Sattwische Qualitäten in einem Menschen verleihen ihm Intelligenz, rationales Denken und Toleranz. Rajas herrscht vor, wenn ein Mensch ehrgeizig ist, andere beherrschen will, sich selbst darstellen will und Handlungen beginnt. Tamas verzögert Tätigkeit, Neugier, Intelligenz und Bewusstheit.
Der altindischen Gesundheitslehre nach, wie sie in den ayurvedischen Schriften verewigt sind, kommt jeder Mensch mit einem bestimmten Mischungsverhältnis der drei Doshas auf die Welt, das bis zu seinem Lebensende unverändert bleibt. Kommt es zu Krankheiten, geht die Ayurveda Medizin von einem gestörtem Gleichgewicht der Grundkonstitution aus. Dieses Ungleichgewicht gilt es wieder herzustellen. Da jeder Mensch anders konstituiert ist, gibt es kein allgemeingültiges Schema, wie dieses Gleichgewicht wieder herzustellen ist. Das kann nur ein fähiger Ayurveda Arzt entwickeln.
Die ältesten überlieferten medizinischen Handschriften (Qizil-Fragmente, Bower-Manuskripte) sind um etwa 200-450 nach Ch. enstanden. Mitte des 1. Jahrtausend vor Ch. enstanden dann die grossen Sammlungen des indischen Hofarztes Caraka und der indischen Gelehrten Susruta und Vaghbatas. ( Mehr zur Geschichte finden Sie in dem Standardwerk: Theorie und Praxis des Ayurveda, J.Jolly, Strassburg 1901)
Der Ratgeber für Wellness und Gesundheit (RWG) will Ihnen an dieser Stelle einen berühmten indischen Arzt aus einer Ayurveda-Familie mit über 1800 jähriger Tradition vorstellen, Dr. L.B. Jayaprakash. Neben einem breiten Wissen über Kräuterheilkunde zeichnet Dr. Jayaprakash eine erstaunliche Fähigkeit aus, mit der 1-Finger-Puls-Methode festzustellen, was seinen Patienten fehlt. Der Autor konnte sich ein eigenes Bild davon machen.
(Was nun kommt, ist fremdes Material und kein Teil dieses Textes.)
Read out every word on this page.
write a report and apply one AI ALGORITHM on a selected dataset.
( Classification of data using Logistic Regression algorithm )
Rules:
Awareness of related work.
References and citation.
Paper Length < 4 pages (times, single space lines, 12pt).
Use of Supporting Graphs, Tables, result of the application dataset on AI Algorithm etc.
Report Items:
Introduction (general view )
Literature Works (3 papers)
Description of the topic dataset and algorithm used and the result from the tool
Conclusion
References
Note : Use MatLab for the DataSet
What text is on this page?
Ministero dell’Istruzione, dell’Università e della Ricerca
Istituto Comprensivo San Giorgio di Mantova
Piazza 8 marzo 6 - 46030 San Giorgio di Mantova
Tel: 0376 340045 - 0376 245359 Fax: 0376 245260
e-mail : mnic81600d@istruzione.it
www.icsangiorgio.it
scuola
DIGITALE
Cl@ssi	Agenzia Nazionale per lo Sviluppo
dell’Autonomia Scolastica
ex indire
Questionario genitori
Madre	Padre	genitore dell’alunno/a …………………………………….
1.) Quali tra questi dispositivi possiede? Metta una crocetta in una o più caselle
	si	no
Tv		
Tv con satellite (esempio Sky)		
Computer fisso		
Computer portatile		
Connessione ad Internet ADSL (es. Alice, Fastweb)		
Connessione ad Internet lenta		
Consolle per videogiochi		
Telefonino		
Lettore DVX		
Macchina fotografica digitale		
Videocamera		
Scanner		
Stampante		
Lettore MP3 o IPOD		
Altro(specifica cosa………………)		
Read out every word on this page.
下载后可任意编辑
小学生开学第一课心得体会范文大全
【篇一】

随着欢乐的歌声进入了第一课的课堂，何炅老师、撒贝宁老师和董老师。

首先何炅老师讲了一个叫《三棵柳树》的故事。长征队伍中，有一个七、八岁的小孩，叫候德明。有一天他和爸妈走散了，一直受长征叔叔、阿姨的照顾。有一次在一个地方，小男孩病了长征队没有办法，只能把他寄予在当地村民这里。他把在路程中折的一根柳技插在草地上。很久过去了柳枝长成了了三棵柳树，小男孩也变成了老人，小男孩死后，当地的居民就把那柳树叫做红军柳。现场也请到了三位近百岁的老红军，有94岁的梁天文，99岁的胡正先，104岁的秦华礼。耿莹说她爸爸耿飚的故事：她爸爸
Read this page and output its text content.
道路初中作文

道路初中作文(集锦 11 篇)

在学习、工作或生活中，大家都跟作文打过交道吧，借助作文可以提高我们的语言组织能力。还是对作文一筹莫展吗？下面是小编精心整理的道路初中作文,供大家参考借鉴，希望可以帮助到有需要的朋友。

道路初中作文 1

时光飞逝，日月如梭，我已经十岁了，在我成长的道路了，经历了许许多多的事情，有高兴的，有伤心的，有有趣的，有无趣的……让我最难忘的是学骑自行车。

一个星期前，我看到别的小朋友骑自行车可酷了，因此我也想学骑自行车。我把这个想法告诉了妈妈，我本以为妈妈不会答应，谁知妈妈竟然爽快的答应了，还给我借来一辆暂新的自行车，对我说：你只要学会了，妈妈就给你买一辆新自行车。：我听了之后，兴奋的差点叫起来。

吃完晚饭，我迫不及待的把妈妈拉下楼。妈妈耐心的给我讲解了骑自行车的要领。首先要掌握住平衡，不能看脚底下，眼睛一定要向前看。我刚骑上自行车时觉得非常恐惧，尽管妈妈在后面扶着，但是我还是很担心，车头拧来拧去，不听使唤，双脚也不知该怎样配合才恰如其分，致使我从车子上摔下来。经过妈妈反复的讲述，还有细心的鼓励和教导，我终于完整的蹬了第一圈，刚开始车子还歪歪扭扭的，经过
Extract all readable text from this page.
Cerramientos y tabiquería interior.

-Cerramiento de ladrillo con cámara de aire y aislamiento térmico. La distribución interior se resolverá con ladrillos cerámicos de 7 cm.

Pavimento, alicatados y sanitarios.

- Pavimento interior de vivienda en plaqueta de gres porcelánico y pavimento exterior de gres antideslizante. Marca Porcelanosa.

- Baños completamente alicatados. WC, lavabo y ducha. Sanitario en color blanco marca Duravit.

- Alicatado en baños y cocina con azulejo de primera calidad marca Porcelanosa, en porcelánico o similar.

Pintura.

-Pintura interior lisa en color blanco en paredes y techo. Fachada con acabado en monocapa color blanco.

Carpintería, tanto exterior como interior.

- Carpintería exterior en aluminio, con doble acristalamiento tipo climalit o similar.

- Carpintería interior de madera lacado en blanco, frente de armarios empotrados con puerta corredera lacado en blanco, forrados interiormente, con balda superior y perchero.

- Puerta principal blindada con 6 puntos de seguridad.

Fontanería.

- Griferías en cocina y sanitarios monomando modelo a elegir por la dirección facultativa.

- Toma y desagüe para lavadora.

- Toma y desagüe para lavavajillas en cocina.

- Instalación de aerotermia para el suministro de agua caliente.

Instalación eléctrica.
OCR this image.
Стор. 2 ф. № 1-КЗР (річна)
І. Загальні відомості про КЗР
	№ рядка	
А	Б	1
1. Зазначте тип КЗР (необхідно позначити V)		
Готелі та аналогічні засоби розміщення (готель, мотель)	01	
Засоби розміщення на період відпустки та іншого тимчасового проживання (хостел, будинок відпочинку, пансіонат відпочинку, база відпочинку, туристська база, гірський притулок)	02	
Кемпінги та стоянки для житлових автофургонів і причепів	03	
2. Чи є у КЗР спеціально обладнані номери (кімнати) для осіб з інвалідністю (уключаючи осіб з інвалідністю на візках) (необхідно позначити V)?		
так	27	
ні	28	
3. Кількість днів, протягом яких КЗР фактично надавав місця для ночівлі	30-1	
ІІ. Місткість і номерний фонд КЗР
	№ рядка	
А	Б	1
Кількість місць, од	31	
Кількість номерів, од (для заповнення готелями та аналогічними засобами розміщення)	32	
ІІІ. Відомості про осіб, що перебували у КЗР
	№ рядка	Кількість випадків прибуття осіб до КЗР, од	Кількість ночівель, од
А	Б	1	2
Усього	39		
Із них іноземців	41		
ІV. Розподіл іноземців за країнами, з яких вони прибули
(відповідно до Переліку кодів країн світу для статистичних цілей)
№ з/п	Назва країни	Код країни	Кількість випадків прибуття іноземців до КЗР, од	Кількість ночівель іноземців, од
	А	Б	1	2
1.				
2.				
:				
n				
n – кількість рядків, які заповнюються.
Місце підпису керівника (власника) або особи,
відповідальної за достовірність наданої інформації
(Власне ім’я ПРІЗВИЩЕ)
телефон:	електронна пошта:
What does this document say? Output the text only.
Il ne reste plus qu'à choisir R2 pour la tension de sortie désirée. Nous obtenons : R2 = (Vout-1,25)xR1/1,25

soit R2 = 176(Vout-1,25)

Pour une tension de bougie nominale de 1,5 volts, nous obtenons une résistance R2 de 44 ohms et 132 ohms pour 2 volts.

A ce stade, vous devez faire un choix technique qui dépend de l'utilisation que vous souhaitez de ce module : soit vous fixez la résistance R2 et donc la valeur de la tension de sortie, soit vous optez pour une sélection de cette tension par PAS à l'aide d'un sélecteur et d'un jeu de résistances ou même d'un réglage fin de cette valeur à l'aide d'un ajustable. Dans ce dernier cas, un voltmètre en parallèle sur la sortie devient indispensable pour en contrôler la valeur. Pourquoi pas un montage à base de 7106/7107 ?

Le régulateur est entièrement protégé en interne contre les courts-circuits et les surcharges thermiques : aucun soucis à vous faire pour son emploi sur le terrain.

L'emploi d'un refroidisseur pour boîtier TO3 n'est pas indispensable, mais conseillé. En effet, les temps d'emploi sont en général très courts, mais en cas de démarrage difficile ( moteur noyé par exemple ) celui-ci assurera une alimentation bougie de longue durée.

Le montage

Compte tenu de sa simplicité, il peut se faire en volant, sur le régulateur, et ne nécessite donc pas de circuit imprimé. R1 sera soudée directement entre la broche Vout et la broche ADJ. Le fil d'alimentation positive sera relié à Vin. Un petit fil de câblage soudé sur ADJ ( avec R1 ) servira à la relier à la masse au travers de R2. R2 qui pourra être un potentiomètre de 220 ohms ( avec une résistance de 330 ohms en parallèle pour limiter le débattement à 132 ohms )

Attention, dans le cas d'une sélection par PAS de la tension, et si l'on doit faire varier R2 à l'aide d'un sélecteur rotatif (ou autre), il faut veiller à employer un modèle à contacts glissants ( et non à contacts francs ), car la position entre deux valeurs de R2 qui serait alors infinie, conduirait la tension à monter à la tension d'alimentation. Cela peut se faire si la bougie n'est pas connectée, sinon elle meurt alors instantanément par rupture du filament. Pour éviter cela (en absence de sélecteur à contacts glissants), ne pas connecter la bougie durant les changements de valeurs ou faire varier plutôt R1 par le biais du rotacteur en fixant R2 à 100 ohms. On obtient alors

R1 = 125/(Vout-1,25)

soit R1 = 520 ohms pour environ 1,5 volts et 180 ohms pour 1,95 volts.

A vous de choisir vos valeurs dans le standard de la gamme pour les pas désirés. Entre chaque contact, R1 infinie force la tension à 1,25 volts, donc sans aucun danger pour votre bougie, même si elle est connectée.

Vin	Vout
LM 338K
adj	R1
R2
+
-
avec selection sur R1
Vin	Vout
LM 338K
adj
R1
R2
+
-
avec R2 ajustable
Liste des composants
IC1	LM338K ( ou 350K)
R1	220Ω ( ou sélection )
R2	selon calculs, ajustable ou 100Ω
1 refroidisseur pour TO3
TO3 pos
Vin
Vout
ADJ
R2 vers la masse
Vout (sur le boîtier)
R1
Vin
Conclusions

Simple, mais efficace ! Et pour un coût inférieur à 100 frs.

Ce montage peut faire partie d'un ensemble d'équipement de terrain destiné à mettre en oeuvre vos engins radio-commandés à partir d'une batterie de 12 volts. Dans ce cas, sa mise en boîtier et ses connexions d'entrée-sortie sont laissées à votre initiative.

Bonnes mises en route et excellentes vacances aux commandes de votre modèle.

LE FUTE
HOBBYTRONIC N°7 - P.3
Der Ratgeber Wellness und Gesundheit will sich bewusst von vielen „Wellness“ Angeboten absetzen, die leider sehr oft im Wellnepp enden. Um das wahre Ayurveda kennenzulernen, empfehlen wir eine Reise zu den Urprüngen, also nach Indien. Neben Paul McCartney behandelt Dr. Jayaprakash unter anderem auch die kuwaitische Fürstenfamilie und andere Prominente.